The Nourish Kitchen

CURATED RECIPES FOR WOMEN WHO WANT MORE THAN JUST "HEALTHY"

Because your body deserves meals that nourish your hormones and your joy

Lemon-Dill Tuna Salad on Greens

Jul 10, 2025

This refreshing, protein-packed tuna salad is light, bright, and full of hormone-loving flavor. The combination of omega-3-rich tuna, cooling dill, and lemon makes it perfect for the ovulatory or follicular phase when your body thrives on lean protein, fiber, and anti-inflammatory herbs. Serve it over a bed of fresh greens for an energizing midday meal that keeps blood sugar steady and bloat at bay.

Ingredients 

(Serves 2)

  • 1 can (120g) wild-caught tuna, drained

  • 1 ½ tbsp avocado oil mayo

  • 1 tbsp full-fat Greek yogurt (can sub more mayo if dairy-free)
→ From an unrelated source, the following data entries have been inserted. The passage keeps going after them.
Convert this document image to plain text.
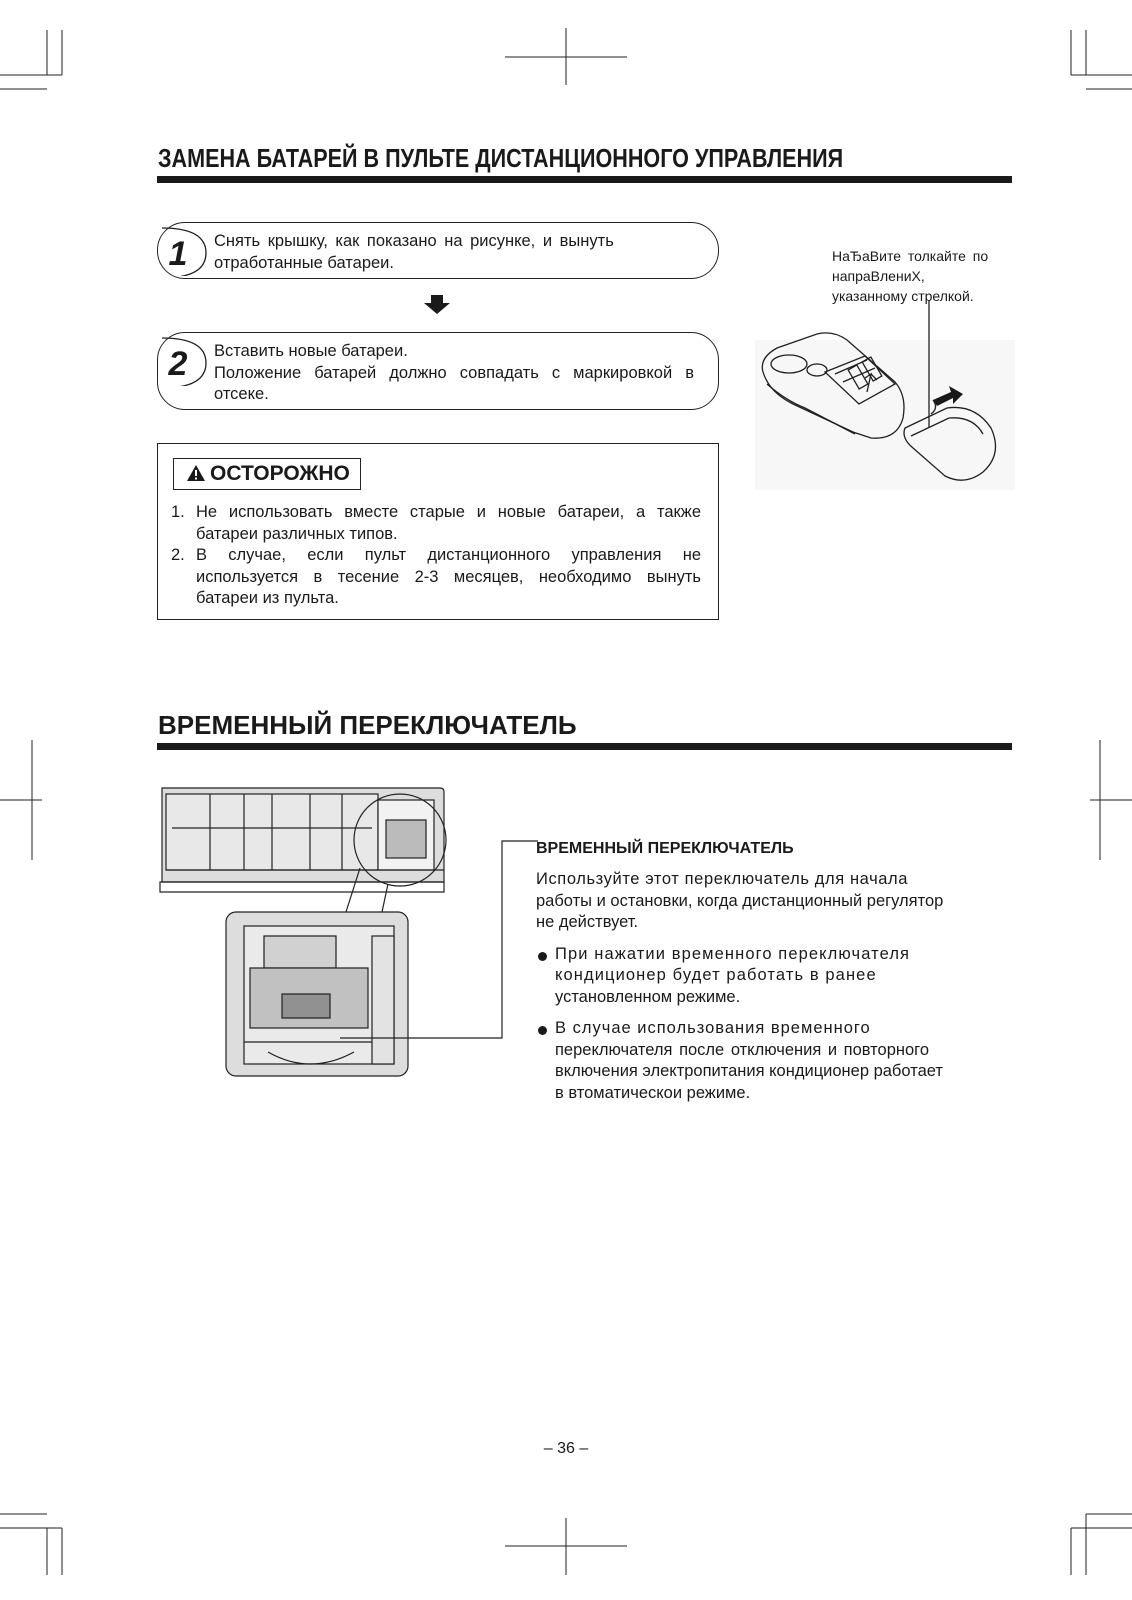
ЗАМЕНА БАТАРЕЙ В ПУЛЬТЕ ДИСТАНЦИОННОГО УПРАВЛЕНИЯ
1 Снять крышку, как показано на рисунке, и вынуть
отработанные батареи.
2 Вставить новые батареи.
Положение батарей должно совпадать с маркировкой в
отсеке.
ОСТОРОЖНО
1. Не использовать вместе старые и новые батареи, а также
батареи различных типов.
2. В случае, если пульт дистанционного управления не
используется в теcение 2-3 месяцев, необходимо вынуть
батареи из пульта.
НаЂаВите толкайте по
напраВлениХ,
указанному стрелкой.
ВРЕМЕННЫЙ ПЕРЕКЛЮЧАТЕЛЬ
ВРЕМЕННЫЙ ПЕРЕКЛЮЧАТЕЛЬ
Используйте этот переключатель для начала
работы и остановки, когда дистанционный регулятор
не действует.
При нажатии временного переключателя
кондиционер будет работать в ранее
установленном режиме.
В случае использования временного
переключателя после отключения и повторного
включения электропитания кондиционер работает
в втоматическои режиме.
– 36 –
  • 1 celery stalk, finely chopped

  • 1 tbsp red onion, finely diced

  • 1 tsp fresh lemon zest (from organic lemon)

  • Juice of ½ lemon

  • 1 tbsp fresh dill, chopped (or 1 tsp dried)

  • Sea salt and black pepper, to taste

  • Optional: pinch of garlic powder or chili flakes

  • 2 cups mixed greens (arugula, baby spinach, or spring mix)

Instructions

  1. In a small bowl, combine the tuna, mayo, Greek yogurt, celery, red onion, lemon zest, lemon juice, and dill.

  2. Mix well until fully incorporated. Season with sea salt, black pepper, and optional garlic powder or chili flakes to taste.

  3. Taste and adjust: add more lemon juice for brightness, or extra dill if you love that fresh herbaceous kick.

  4. Serve over a generous bed of mixed greens, or enjoy in a lettuce wrap, on gluten-free crackers, or scooped with cucumber slices.

  5. Garnish with extra dill or a drizzle of olive oil if desired.

  6. Enjoy immediately or store in the fridge for up to 2 days.